他站起身,走到屠三千面前,居高临下地看着他:“林诚走之前,跟咱说了,让咱好好用你。咱也看了你办的案子,吴家、沈家、钱家,办得利索,账目清楚,该杀的杀,该关的关,该退的银子一分没少。咱就问你一句——江南那些世家大族,你怕不怕?”
屠三千站起身,抱拳躬身:“臣不怕。”
“为什么不怕?”
“因为臣手里有律法,有证据,有陛下撑腰。”屠三千的声音沉稳有力,“他们再有钱,能比陛下有钱?他们再有势,能比陛下有势?臣是替朝廷办事,替百姓办事,不替他们办事。臣为什么要怕他们?”

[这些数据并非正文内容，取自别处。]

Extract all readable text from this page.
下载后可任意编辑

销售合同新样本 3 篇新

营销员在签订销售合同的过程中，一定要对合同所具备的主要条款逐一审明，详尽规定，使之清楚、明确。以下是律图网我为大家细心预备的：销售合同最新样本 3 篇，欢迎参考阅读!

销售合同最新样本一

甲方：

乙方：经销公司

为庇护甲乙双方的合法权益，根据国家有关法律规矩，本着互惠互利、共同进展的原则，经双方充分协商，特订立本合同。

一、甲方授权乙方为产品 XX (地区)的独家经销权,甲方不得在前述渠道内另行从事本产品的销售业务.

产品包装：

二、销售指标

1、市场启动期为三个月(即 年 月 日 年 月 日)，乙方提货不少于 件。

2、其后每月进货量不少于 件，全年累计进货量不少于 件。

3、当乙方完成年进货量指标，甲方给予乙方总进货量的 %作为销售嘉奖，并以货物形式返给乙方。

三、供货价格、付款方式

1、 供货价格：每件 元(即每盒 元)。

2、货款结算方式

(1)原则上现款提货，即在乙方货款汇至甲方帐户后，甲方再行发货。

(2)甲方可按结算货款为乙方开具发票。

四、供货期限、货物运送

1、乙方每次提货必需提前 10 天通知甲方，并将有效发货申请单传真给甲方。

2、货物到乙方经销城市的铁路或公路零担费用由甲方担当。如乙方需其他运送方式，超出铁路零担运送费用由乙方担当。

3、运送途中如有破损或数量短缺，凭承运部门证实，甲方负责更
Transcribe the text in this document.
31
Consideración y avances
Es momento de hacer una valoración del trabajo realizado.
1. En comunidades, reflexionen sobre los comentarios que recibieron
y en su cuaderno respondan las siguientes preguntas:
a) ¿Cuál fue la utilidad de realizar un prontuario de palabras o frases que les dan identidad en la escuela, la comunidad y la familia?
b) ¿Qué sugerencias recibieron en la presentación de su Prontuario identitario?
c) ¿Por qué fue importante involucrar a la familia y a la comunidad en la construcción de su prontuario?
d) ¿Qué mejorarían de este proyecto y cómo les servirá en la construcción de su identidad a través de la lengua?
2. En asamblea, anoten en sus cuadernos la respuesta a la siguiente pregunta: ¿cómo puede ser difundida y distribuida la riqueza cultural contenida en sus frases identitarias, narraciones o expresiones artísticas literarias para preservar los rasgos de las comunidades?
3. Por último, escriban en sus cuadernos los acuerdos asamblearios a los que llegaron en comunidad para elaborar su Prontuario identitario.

朱元璋哈哈大笑,用力拍了拍他的肩膀,拍得屠三千一个趔趄。
“好!说得好!咱就喜欢你这股子硬气!”
他转身走回御案后,拿起一份早已写好的圣旨,递给屠三千。
“从今天起,你接替林诚,署理税部侍郎。正四品。等过了年,干得好,咱再给你转正。”
屠三千双手接过圣旨,入手沉甸甸的。他没有打开看,只是紧紧攥在手里,指节都泛了白。
“臣,定不负陛下重托!”
朱元璋摆了摆手:“行了,回去吧。”
“臣遵旨。”屠三千躬身退了两步,转身大步走出了御书房。
回到税部的时候,天色已经擦黑了。
屠三千推开正堂的门,看见林诚正坐在主案后面,手里拿着那本账册,一页一页地翻着。
“大人?”屠三千愣了一下,“您怎么来了?”
“来拿东西。”林诚把账册放进木匣里,盖上盖子,抱在怀里。他抬起头,看着屠三千,“去见陛下了?”

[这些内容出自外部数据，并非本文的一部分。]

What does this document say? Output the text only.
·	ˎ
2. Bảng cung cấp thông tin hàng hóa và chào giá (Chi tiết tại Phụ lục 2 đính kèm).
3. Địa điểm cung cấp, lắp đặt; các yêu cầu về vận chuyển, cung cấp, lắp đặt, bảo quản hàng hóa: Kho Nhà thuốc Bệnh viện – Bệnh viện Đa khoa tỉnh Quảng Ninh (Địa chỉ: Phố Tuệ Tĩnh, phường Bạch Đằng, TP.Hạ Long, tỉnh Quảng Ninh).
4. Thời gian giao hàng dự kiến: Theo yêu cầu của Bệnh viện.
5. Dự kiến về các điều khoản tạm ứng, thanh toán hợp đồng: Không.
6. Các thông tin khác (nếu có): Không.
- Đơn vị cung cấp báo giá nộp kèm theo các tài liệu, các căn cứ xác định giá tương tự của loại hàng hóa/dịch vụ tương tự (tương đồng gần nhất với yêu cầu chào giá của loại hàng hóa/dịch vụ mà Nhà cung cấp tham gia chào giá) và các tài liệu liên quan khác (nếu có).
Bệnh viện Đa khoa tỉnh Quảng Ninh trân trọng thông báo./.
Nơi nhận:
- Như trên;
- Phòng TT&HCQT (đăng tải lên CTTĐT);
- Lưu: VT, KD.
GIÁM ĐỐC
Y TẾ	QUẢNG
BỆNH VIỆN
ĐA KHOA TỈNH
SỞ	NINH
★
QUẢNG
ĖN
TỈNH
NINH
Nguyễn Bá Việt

“是。”屠三千点了点头,“陛下给了圣旨,让臣署理税部侍郎。”
“行。”林诚站起身,拍了拍衣襟,“那以后税部就交给你了。好好干,别给我丢人。”
他走到门口,忽然停下来,回头看了一眼。
“老屠。将你家……老二送到林府吧!”
屠三千深深躬身:“属下明白了了。”
林诚点了点头,抱着木匣,大步走了出去。
屠三千站在正堂门口,看着他的背影消失在夜色中,久久没有动。